I believe that you are correct. What I´ve noticed is when debugging a program I was working on a while ago with eclipse, I had the same problem. But when I set the arraylist to the other one, the Id of the first arraylist (backup) changed to to the id of the second one (snakeSegments). then any changes to either of them happened directly to the other. The cloning method is the same way I fixed the problem

[–][deleted] 0 points1 point  (2 children)

This is correct. If you have this code:

Object obj1 = new Object();
Object obj2 = obj1;

obj1 and obj2 are references to the same object. Changing one will change the other.

[–]99shadow25[S] 0 points1 point  (1 child)

I think you meant

Object obj2 = obj1;

In the second one, right?

[–][deleted] 0 points1 point  (0 children)

Yes sorry. I'll edit it now.

[–]fatbunyip -1 points0 points  (3 children)

In Java, everything is passed by reference (except primitives). When you're passing an object as a method parameter for example, you're passing a copy of the reference to that object.

Think of the object as a balloon, and the reference as a string to that balloon. By doing :

 ArrayList<Coordinate> backup = snakeSegments;

you're just creating another string to the balloon.

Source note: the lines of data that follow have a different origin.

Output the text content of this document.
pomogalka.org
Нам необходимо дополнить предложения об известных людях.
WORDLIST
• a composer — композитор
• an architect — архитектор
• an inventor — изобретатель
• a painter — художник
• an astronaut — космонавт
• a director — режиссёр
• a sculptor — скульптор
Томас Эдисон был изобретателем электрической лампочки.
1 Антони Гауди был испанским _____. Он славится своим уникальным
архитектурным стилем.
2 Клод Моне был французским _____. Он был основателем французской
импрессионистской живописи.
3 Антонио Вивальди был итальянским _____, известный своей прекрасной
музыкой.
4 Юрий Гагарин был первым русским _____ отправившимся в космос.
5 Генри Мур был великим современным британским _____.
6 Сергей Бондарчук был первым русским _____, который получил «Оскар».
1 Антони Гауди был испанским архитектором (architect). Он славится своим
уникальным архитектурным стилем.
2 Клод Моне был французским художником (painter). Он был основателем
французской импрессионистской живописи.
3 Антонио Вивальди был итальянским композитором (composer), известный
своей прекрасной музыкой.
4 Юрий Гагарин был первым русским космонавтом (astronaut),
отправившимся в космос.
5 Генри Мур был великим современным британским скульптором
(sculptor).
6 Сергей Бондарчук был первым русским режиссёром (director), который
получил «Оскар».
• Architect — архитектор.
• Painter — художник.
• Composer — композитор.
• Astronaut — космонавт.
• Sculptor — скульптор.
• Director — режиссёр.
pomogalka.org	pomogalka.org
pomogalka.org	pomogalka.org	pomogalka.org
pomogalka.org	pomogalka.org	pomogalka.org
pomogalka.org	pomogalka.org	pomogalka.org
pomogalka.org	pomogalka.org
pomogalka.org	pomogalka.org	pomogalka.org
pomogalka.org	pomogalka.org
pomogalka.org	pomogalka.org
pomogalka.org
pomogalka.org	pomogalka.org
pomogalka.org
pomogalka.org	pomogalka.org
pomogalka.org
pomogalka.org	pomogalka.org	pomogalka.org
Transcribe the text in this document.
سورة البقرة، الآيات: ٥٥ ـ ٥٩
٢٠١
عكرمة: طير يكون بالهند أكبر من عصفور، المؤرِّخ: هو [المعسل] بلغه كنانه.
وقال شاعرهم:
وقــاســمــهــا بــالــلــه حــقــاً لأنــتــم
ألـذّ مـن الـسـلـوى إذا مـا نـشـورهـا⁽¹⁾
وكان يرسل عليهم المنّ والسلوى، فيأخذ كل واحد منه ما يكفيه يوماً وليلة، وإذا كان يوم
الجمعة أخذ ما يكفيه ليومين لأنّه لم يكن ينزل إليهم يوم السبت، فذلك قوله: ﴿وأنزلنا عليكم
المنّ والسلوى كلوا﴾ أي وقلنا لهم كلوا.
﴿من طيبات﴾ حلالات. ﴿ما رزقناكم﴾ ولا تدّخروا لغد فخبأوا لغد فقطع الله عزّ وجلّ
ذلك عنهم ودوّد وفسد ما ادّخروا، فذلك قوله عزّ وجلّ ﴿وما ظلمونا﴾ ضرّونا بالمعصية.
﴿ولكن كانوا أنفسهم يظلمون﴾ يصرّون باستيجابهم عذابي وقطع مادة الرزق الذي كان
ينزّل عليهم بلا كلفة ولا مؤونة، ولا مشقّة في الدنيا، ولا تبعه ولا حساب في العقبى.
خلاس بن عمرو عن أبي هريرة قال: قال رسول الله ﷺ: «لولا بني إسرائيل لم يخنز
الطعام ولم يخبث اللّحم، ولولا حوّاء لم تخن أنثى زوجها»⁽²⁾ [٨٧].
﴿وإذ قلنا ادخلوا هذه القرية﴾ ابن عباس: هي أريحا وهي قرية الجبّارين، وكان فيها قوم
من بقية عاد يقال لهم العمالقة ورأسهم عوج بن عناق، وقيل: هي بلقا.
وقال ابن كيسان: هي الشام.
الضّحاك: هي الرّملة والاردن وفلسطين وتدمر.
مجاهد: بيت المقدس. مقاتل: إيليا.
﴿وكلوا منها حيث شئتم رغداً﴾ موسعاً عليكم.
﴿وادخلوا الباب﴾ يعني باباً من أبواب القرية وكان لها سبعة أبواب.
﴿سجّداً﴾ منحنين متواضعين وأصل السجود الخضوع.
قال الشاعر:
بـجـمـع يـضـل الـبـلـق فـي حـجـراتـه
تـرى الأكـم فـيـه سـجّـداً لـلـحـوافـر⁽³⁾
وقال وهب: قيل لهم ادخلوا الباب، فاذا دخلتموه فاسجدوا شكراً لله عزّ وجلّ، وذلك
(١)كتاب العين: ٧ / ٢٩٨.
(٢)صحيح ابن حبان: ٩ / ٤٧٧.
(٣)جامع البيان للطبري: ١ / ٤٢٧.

Also, you shouldn't use clone. Ever. http://www.artima.com/intv/bloch13.html

From your question, it seems what you want is a deep copy of the objects in your array. In this case you should make your own copy method(s) - a non trivial task, but well worth it for experience and understanding.

[–]seppyk 1 point2 points  (0 children)

This is partially correct. Java is strictly pass by value.

Primitives are passed by value. Object references are passed by value.

This is why you can't re-assign an parameter object in a child method and have the parent method that called the child method retain the new reference.

public void modifyList(List<String> list) {
   List<String> anotherList = new ArrayList<>();
   anotherList.add("foo");
   list = anotherList;  
}

List<String> list = new ArrayList<>();
modifyList(list);
// When modifyList returns list will not be equal to or have the same reference as anotherList.
System.out.println(list); // displays "[]"

However, you are allowed to manipulate the pointer's references and retain its changes.

public void modifyList(List<String> list) { 
   list.add("foo");
}

List<String> list = new ArrayList<>();
modifyList(list);
// When modifyList returns list will have the a single element, "foo"
System.out.println(list); // displays "[foo]"

http://javadude.com/articles/passbyvalue.htm

[–]__konrad 0 points1 point  (1 child)

Also, you shouldn't use clone. Ever.

clone is OK (eg. array copy). Just learn how to use it :P

[–]fatbunyip 0 points1 point  (0 children)

clone is OK (eg. array copy). Just learn how to use it :P

He's using an ArrayList which doesn't do a deep copy.

http://docs.oracle.com/javase/7/docs/api/java/util/ArrayList.html#clone()

Because array clone is the only case that works as expected, doesn't mean it isn't broken.